Comment 2 t3st3r 2013-06-19 14:36:31 UTC
Quite hard/time consuming for me at this point. But if no other options left, I probably can try since this bug is quite annoying.

Right now I know that MESA 9.0.x has been working perfectly with that HD5770. But MESA 9.1 and up (9.2 git, etc) are broken. This also seems to produce some visually visible artifacts on textured objects in mentioned "Ryzom" game. Say, "metallic" objects

However as for kernel itself - the problem is that kernel detects lock-up but then EPIC FAILs when trying to reset GPU. 

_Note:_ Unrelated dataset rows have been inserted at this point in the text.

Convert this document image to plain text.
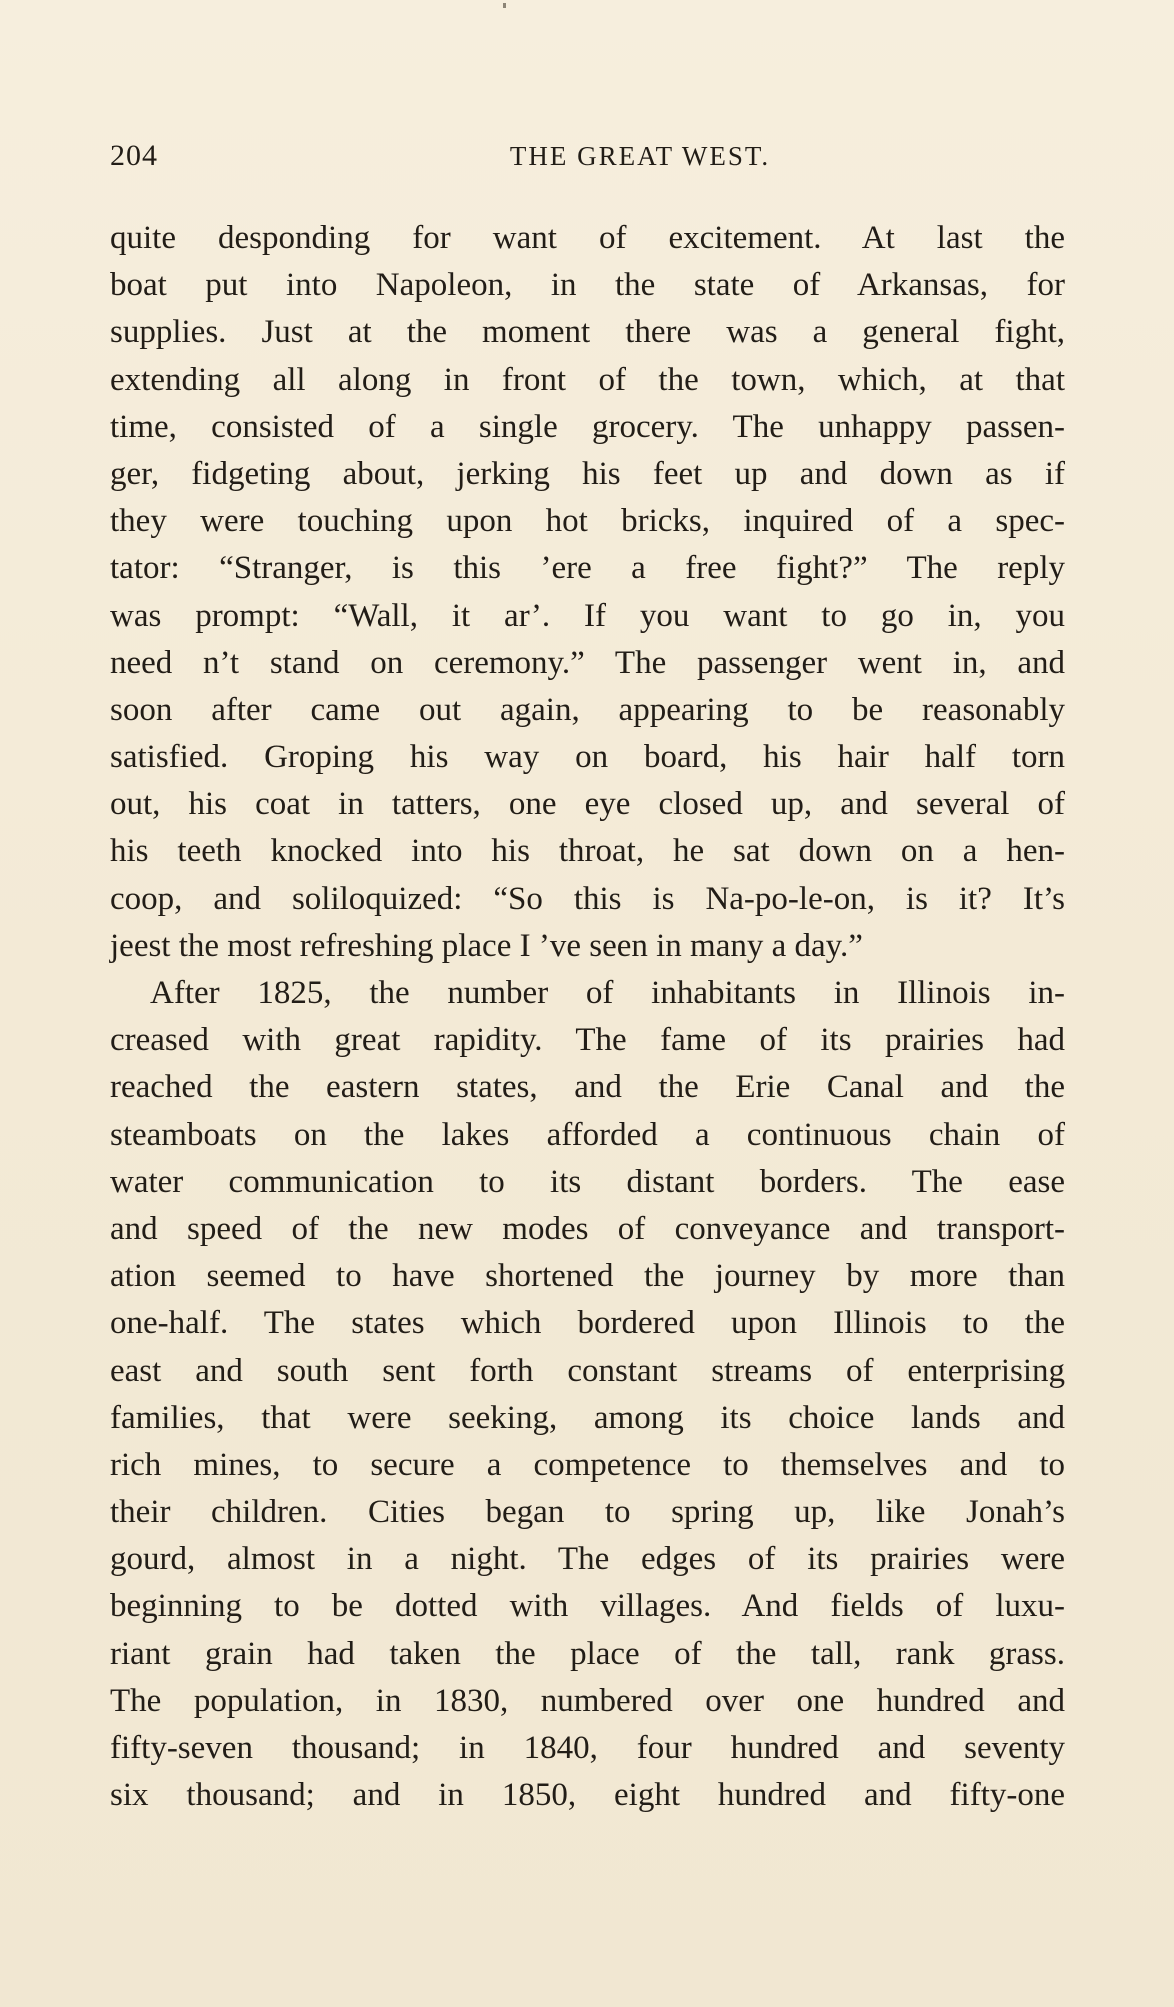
204	THE GREAT WEST.
quite desponding for want of excitement. At last the
boat put into Napoleon, in the state of Arkansas, for
supplies. Just at the moment there was a general fight,
extending all along in front of the town, which, at that
time, consisted of a single grocery. The unhappy passen-
ger, fidgeting about, jerking his feet up and down as if
they were touching upon hot bricks, inquired of a spec-
tator: “Stranger, is this ’ere a free fight?” The reply
was prompt: “Wall, it ar’. If you want to go in, you
need n’t stand on ceremony.” The passenger went in, and
soon after came out again, appearing to be reasonably
satisfied. Groping his way on board, his hair half torn
out, his coat in tatters, one eye closed up, and several of
his teeth knocked into his throat, he sat down on a hen-
coop, and soliloquized: “So this is Na-po-le-on, is it? It’s
jeest the most refreshing place I ’ve seen in many a day.”
After 1825, the number of inhabitants in Illinois in-
creased with great rapidity. The fame of its prairies had
reached the eastern states, and the Erie Canal and the
steamboats on the lakes afforded a continuous chain of
water communication to its distant borders. The ease
and speed of the new modes of conveyance and transport-
ation seemed to have shortened the journey by more than
one-half. The states which bordered upon Illinois to the
east and south sent forth constant streams of enterprising
families, that were seeking, among its choice lands and
rich mines, to secure a competence to themselves and to
their children. Cities began to spring up, like Jonah’s
gourd, almost in a night. The edges of its prairies were
beginning to be dotted with villages. And fields of luxu-
riant grain had taken the place of the tall, rank grass.
The population, in 1830, numbered over one hundred and
fifty-seven thousand; in 1840, four hundred and seventy
six thousand; and in 1850, eight hundred and fifty-one
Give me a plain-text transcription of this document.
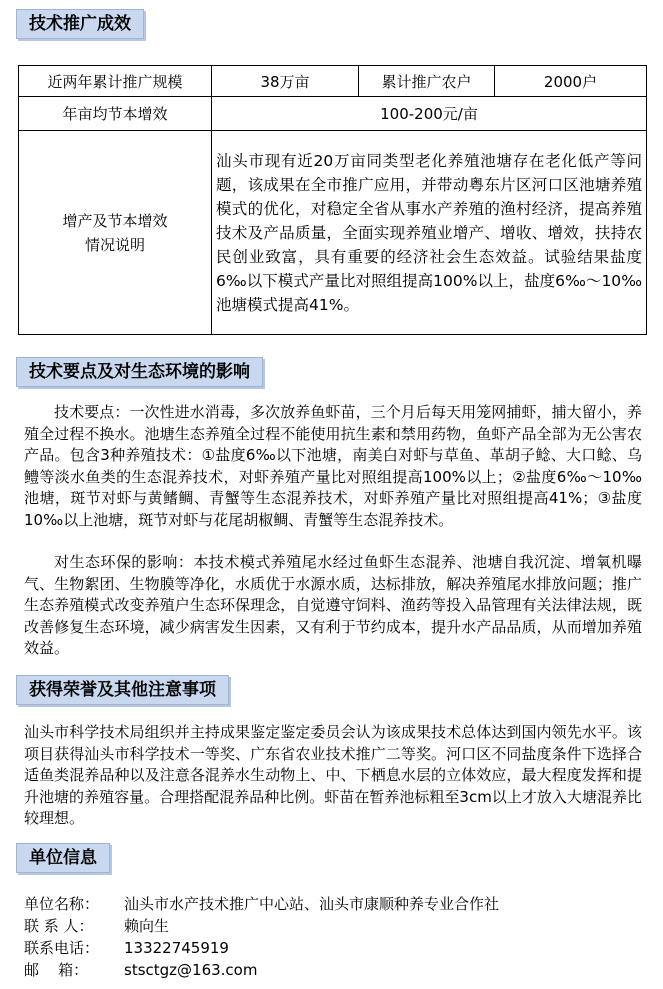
技术推广成效
近两年累计推广规模	38万亩	累计推广农户	2000户
年亩均节本增效	100-200元/亩		

增产及节本增效
情况说明	汕头市现有近20万亩同类型老化养殖池塘存在老化低产等问题，该成果在全市推广应用，并带动粤东片区河口区池塘养殖模式的优化，对稳定全省从事水产养殖的渔村经济，提高养殖技术及产品质量，全面实现养殖业增产、增收、增效，扶持农民创业致富，具有重要的经济社会生态效益。试验结果盐度6‰以下模式产量比对照组提高100%以上，盐度6‰～10‰池塘模式提高41%。		
技术要点及对生态环境的影响

技术要点：一次性进水消毒，多次放养鱼虾苗，三个月后每天用笼网捕虾，捕大留小，养殖全过程不换水。池塘生态养殖全过程不能使用抗生素和禁用药物，鱼虾产品全部为无公害农产品。包含3种养殖技术：①盐度6‰以下池塘，南美白对虾与草鱼、革胡子鲶、大口鲶、乌鳢等淡水鱼类的生态混养技术，对虾养殖产量比对照组提高100%以上；②盐度6‰～10‰池塘，斑节对虾与黄鳍鲷、青蟹等生态混养技术，对虾养殖产量比对照组提高41%；③盐度10‰以上池塘，斑节对虾与花尾胡椒鲷、青蟹等生态混养技术。

对生态环保的影响：本技术模式养殖尾水经过鱼虾生态混养、池塘自我沉淀、增氧机曝气、生物絮团、生物膜等净化，水质优于水源水质，达标排放，解决养殖尾水排放问题；推广生态养殖模式改变养殖户生态环保理念，自觉遵守饲料、渔药等投入品管理有关法律法规，既改善修复生态环境，减少病害发生因素，又有利于节约成本，提升水产品品质，从而增加养殖效益。

获得荣誉及其他注意事项

汕头市科学技术局组织并主持成果鉴定鉴定委员会认为该成果技术总体达到国内领先水平。该项目获得汕头市科学技术一等奖、广东省农业技术推广二等奖。河口区不同盐度条件下选择合适鱼类混养品种以及注意各混养水生动物上、中、下栖息水层的立体效应，最大程度发挥和提升池塘的养殖容量。合理搭配混养品种比例。虾苗在暂养池标粗至3cm以上才放入大塘混养比较理想。

单位信息
单位名称： 汕头市水产技术推广中心站、汕头市康顺种养专业合作社
联 系 人： 赖向生
联系电话： 13322745919
邮    箱： stsctgz@163.com
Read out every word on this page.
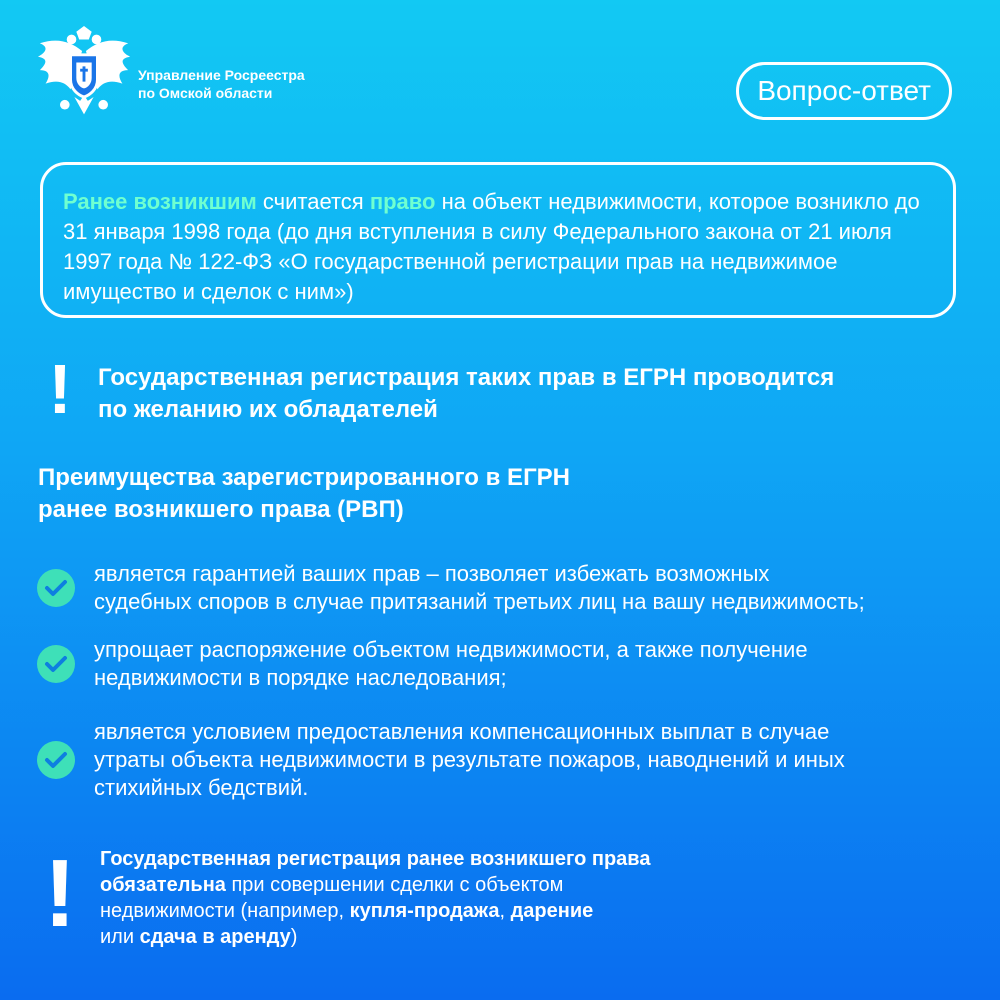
Управление Росреестра
по Омской области	Вопрос-ответ
Ранее возникшим считается право на объект недвижимости, которое возникло до 31 января 1998 года (до дня вступления в силу Федерального закона от 21 июля 1997 года № 122-ФЗ «О государственной регистрации прав на недвижимое имущество и сделок с ним»)
!	Государственная регистрация таких прав в ЕГРН проводится
по желанию их обладателей
Преимущества зарегистрированного в ЕГРН
ранее возникшего права (РВП)
является гарантией ваших прав – позволяет избежать возможных
судебных споров в случае притязаний третьих лиц на вашу недвижимость;
упрощает распоряжение объектом недвижимости, а также получение
недвижимости в порядке наследования;
является условием предоставления компенсационных выплат в случае
утраты объекта недвижимости в результате пожаров, наводнений и иных
стихийных бедствий.
! Государственная регистрация ранее возникшего права
обязательна при совершении сделки с объектом
недвижимости (например, купля-продажа, дарение
или сдача в аренду)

I bet there should be no "BUG: unable to handle kernel paging request" at very least. Then, kernel never manages to recover from this condition. Neither old 3.8 kernel, nor recent changed GPU reset code from 3.9/3.10 would work.
Comment 3 t3st3r 2013-08-02 18:50:20 UTC
Btw, looks like in MESA 9.2 GPU lockup bug which provokes this problem has gone (congrats to MESA people on killing it!). Though I can still re-test kernel handling of GPU reset by using older MESA :).